Di belakangnya, seorang wanita cantik berambut panjang mengikutinya sambil membawa sebuah buku catatan.
Kedua orang itu pun segera memasuki sebuah limousin hitam yang terparkir di dekat pesawat tersebut.
...
Naruto's POV
Aku memandang pemandangan bandara Narita lewat kaca mobil. Perlahan tapi pasti, mobil yang kutumpangi mulai berjalan.
Tidak pernah kupikirkan kalau aku akan kembali ke tempat ini. Tidak pernah sekalipun.
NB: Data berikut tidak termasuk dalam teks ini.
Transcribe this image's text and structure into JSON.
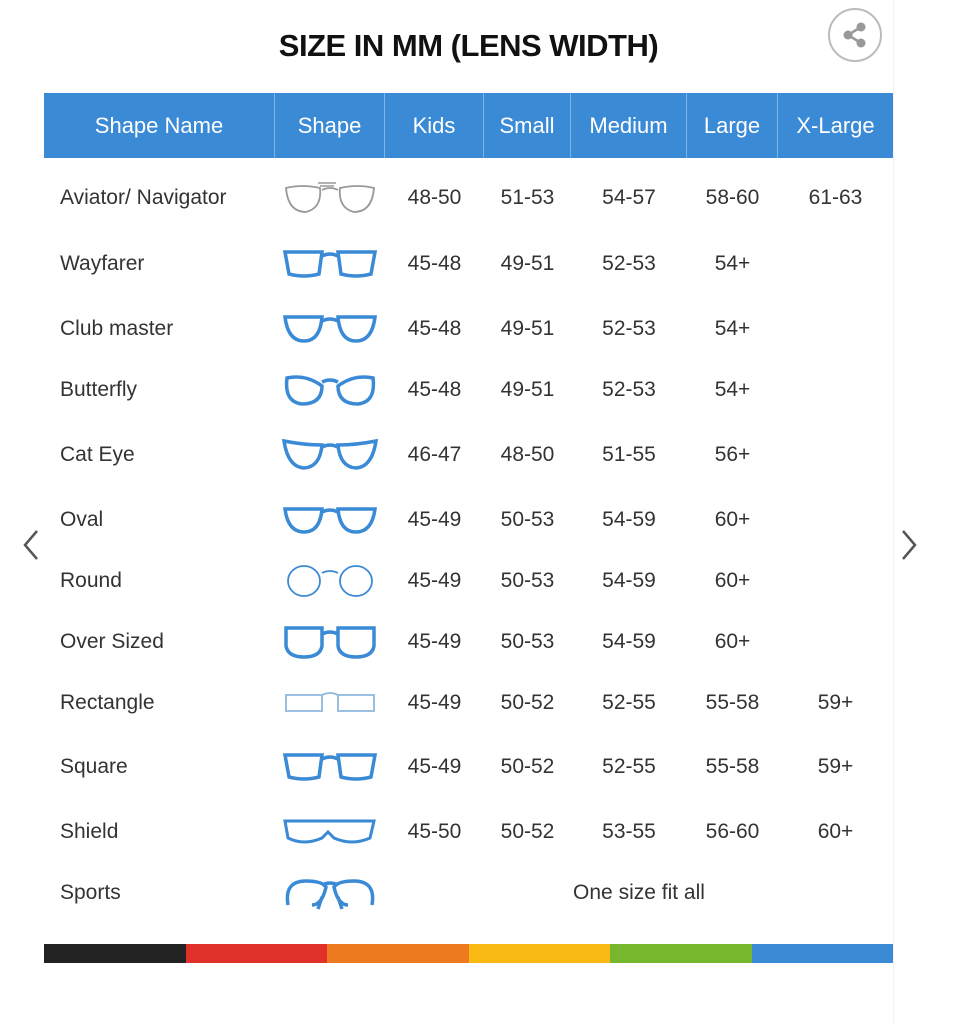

Kupejamkan mataku sebentar sambil menghela nafas. Aku merasa benar-benar letih. Bagaimana tidak. Aku baru saja menyelesaikan negosiasi proyek baru untuk perusahaanku di Canada. Dan sekarang, tiba-tiba saja aku harus terbang ke Jepang untuk menangani proyek lain. Aku tahu, berkendara menggunakan pesawat pribadi memang lebih nyaman dan cepat. Tapi tetep saja ini menyebalkan.
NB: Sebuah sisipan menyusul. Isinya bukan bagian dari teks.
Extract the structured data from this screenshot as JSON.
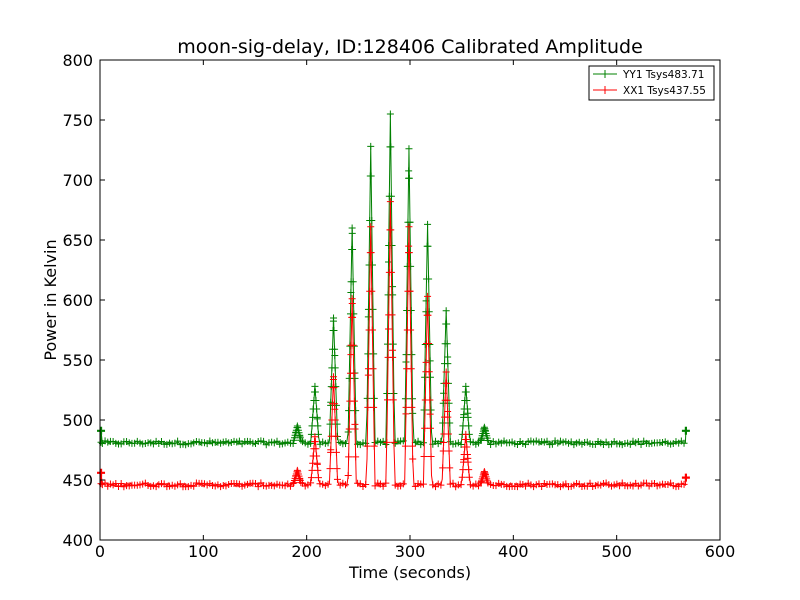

Menghadiri rapat-rapat membosankan selama berjam-jam hanya untuk sebuah kesepakatan kerja-sama? Damn it! Bukankah urusan semacam ini tidak seharusnya dilimpahkan padaku? Aku benar-benar tidak mengerti dengan pemikiran orang tuaku.
"Naruto-sama," kata seseorang memanggilku. Kulirik seorang wanita berambut indigo bermata lavender yang duduk di depanku.
"Hinata-chan~" kataku pada wanita yang lebih muda dua tahun dariku. "Berhentilah memanggilku dengan sebutan formal seperti itu. Lihat, tidak ada orang lain selain kita dan seorang sopir di mobil ini."
Wanita itu tersenyum padaku.
"Saya tahu," katanya sambil melirik jam tangannya. "Tapi saat ini masih jam kerja, Naruto-sama."
Aku mengangguk. Mengerti bahwa wanita itu sedang menjaga profesionalitas-nya sebagai sekretarisku.
"Baiklah. Aku mengerti. Lalu, apa yang ingin kau katakan?"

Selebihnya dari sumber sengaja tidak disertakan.